La mayoría de las personas que hemos formalizado con una entidad bancaria la concesión de un préstamo hipotecario hemos visto cómo el banco nos suele incluir en la contratación un seguro de hogar y otro de vida. Como en esos momentos estamos un poco saturados de burocracia y papeleos solemos aceptar casi sin pensar, pero ¿estamos obligados a ello?

A este respecto hay que recordar que la única garantía exigible al seguro del hogar es el riesgo contra incendios. En cuanto al seguro de vida la ley no obliga para nada a su contratación.

¿Cuál es el problema entonces?

El problema radica que en esa relación comercial entre cliente/entidad, la no aceptación del seguro de vida puede condicionar, en muchos casos, el diferencial que se aplica al índice de interés e, incluso, la concesión del propio préstamo. En resumen, el banco te puede decir algo como: “si no contratas el seguro de vida te subo (o no te bajo) el diferencial o incluso no te concedo la hipoteca”.

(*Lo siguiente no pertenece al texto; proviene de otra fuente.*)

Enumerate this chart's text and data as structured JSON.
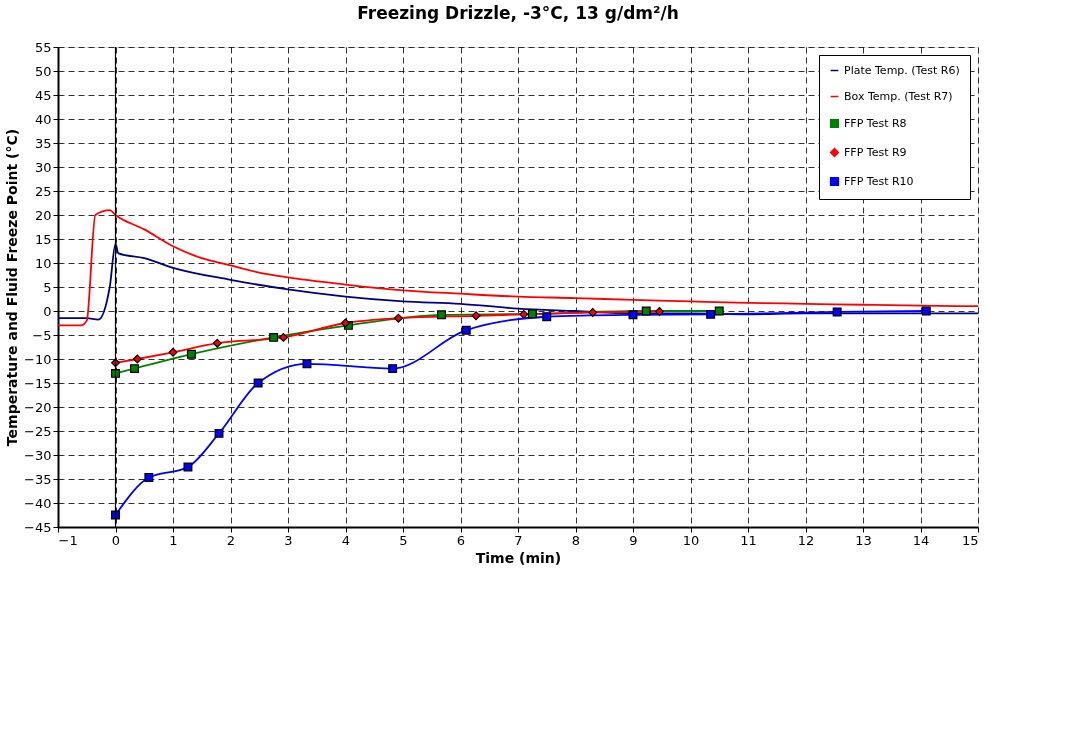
{
  "chart_data": {
    "type": "line",
    "title": "Freezing Drizzle, -3°C, 13 g/dm²/h",
    "xlabel": "Time (min)",
    "ylabel": "Temperature and Fluid Freeze Point (°C)",
    "xlim": [
      -1,
      15
    ],
    "xticks": [
      -1,
      0,
      1,
      2,
      3,
      4,
      5,
      6,
      7,
      8,
      9,
      10,
      11,
      12,
      13,
      14,
      15
    ],
    "ylim": [
      -45,
      55
    ],
    "yticks": [
      -45,
      -40,
      -35,
      -30,
      -25,
      -20,
      -15,
      -10,
      -5,
      0,
      5,
      10,
      15,
      20,
      25,
      30,
      35,
      40,
      45,
      50,
      55
    ],
    "grid": true,
    "legend": "top right",
    "line_style": "solid",
    "ref_lines": [
      {
        "axis": "x",
        "value": 0,
        "color": "#000000"
      }
    ],
    "series": [
      {
        "name": "Plate Temp. (Test R6)",
        "color": "#000080",
        "marker": "none",
        "x": [
          -1,
          -0.5,
          -0.3,
          -0.1,
          0,
          0.05,
          0.5,
          1,
          2,
          3,
          4,
          5,
          6,
          7,
          8,
          9,
          10,
          11,
          12,
          13,
          14,
          15
        ],
        "values": [
          -1.5,
          -1.5,
          -1.8,
          5,
          14,
          12,
          11,
          9,
          6.5,
          4.5,
          3,
          2,
          1.5,
          0.5,
          0,
          -0.5,
          -0.5,
          -0.7,
          -0.5,
          -0.5,
          -0.5,
          -0.5
        ]
      },
      {
        "name": "Box Temp. (Test R7)",
        "color": "#ff0000",
        "marker": "none",
        "x": [
          -1,
          -0.6,
          -0.5,
          -0.35,
          -0.1,
          0,
          0.5,
          1,
          1.5,
          2,
          2.5,
          3,
          4,
          5,
          6,
          7,
          8,
          9,
          10,
          11,
          12,
          13,
          14,
          15
        ],
        "values": [
          -3,
          -3,
          -2,
          20,
          21,
          20,
          17,
          13.5,
          11,
          9.5,
          8,
          7,
          5.5,
          4.3,
          3.6,
          3,
          2.7,
          2.3,
          2,
          1.7,
          1.5,
          1.3,
          1.1,
          1
        ]
      },
      {
        "name": "FFP Test R8",
        "color": "#008000",
        "marker": "square",
        "x": [
          0,
          0.33,
          1.32,
          2.75,
          4.05,
          5.67,
          7.25,
          9.23,
          10.5
        ],
        "values": [
          -13,
          -12,
          -9,
          -5.5,
          -3,
          -0.8,
          -0.6,
          0,
          0
        ]
      },
      {
        "name": "FFP Test R9",
        "color": "#ff0000",
        "marker": "diamond",
        "x": [
          0,
          0.38,
          1,
          1.77,
          2.92,
          4,
          4.92,
          6.27,
          7.1,
          8.3,
          9.46
        ],
        "values": [
          -10.8,
          -10,
          -8.6,
          -6.7,
          -5.5,
          -2.5,
          -1.5,
          -1,
          -0.7,
          -0.3,
          -0.1
        ]
      },
      {
        "name": "FFP Test R10",
        "color": "#0000ff",
        "marker": "square",
        "x": [
          0,
          0.58,
          1.26,
          1.8,
          2.48,
          3.33,
          4.82,
          6.1,
          7.5,
          9,
          10.35,
          12.55,
          14.1
        ],
        "values": [
          -42.5,
          -34.7,
          -32.5,
          -25.5,
          -15,
          -11,
          -12,
          -4,
          -1.2,
          -0.8,
          -0.7,
          -0.2,
          0
        ]
      }
    ]
  }
}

Los conceptos, bien claros

El seguro de hogar es altamente conocido, pero el de vida no lo es tanto. Lo primero que te tiene que quedar claro es que el banco te obliga a contratar el seguro de vida para su propio beneficio, ya que supone la garantía de que el préstamo se pague. Es cierto que esto, indirectamente, afecta a los familiares o avalistas, ya que el seguro se encargaría de pagar el capital pendiente en caso de fallecimiento del titular. Eso sí, algunos incluyen también la incapacidad permanente absoluta y total y la enfermedad o accidente graves como situaciones cubiertas; todas ellas, que sí afectarían directamente al titular del seguro de vida.

¿Para quién no está indicado el seguro de vida?

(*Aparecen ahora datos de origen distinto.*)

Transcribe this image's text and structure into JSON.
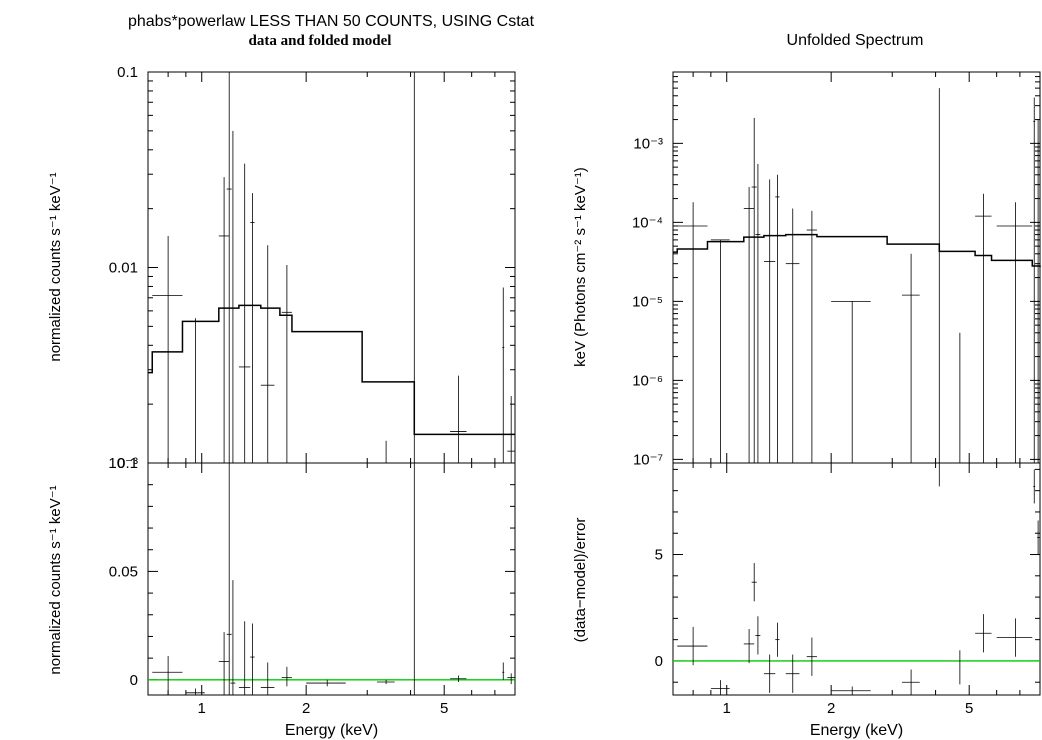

Probablemente las personas menos indicadas para suscribir un seguro de vida son aquellas que viven solas y/o sin herederos, pues en este caso ninguno de ellos se va a poder beneficiar de las coberturas que se abonan. En estos casos sí recomendaríamos cancelarlo siempre y cuando no conlleve penalizaciones en nuestro préstamo. En caso de no estar ligado a dicho préstamo,  si se sigue queriendo este producto, siempre se puede contratar con otra entidad y, quizás, ahorrar un dinero.

En definitiva, el seguro de vida es un producto del que hay que informarse bien antes y durante el proceso de contratación, ya que si está conectado con el préstamo estamos hablando de cantidad importantes, asegurándonos su posible vinculación (o no) con el préstamo hipotecario y las posibles penalizaciones que conllevan su anulación.